The rationale for switching is the prospect of substantial cost savings to a healthcare system with limited budget. In this context, it would seem logical for patients being commenced on biologics to receive the most cost-effective option. For patients already receiving reference product biologics, switching to more cost-effective options may also help. Patients need to be appropriately informed about any planned switch from a reference product to a biosimilar; both prescriber and patient have to agree to the switch, or at least be offered some sort of "opt-out" clause. In practice, here in the UK this is happening on a regional basis: first there is common guidance across regions, then, locally, each hospital department of rheumatology has the choice about exactly how to implement this guidance. Pharmacists, biologics specialist nurses and home care provider companies will play a key role in addressing any concerns patients or carers may have. The biologics nurses will also need enough time in their week to register every patient starting a biosimilar with the British Society for Rheumatology Biologics Registry (BSRBR). The value of these national registries in providing large-scale, real-world data is crucial.

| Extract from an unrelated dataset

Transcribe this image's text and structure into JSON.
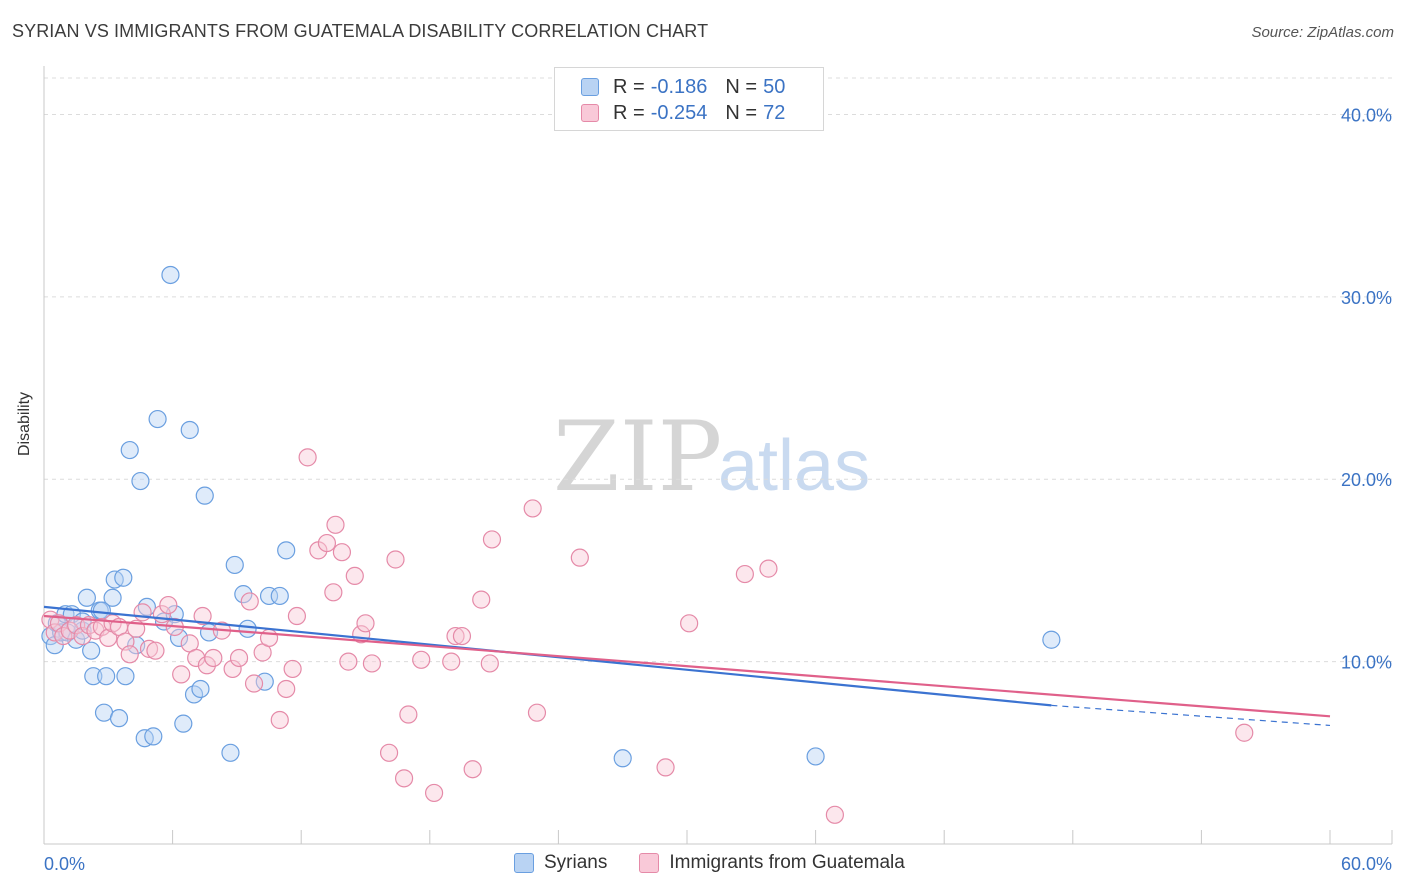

Looking forward, what effect will these changes have on our clinical practice? On the one hand, as prescribers we might ultimately have less choice in which biologic/biosimilars we prescribe, if particular options are substantially more cost-effective than others. Exactly which option is chosen as the most cost-effective may also itself change over the next few years as further biosimilars come onto the market and competition drives prices down further; although for a further drop in price to prompt a new switch in prescribing policy, the cost saving would have to be sufficient to justify the resources needed to implement that change.
Importantly, perhaps the cost savings from this new, more competitive market may help to widen future access to treatments for those patients with "moderate" disease activity scores but whose RA impacts severely on their lives (those with predominant foot involvement, for example, which does not get scored in the DAS28 so may not push them across the threshold for biologics).
Whether the glass is half-empty or half-full, though, what's certain is that UK biologics specialist nurses will be even busier than usual this year.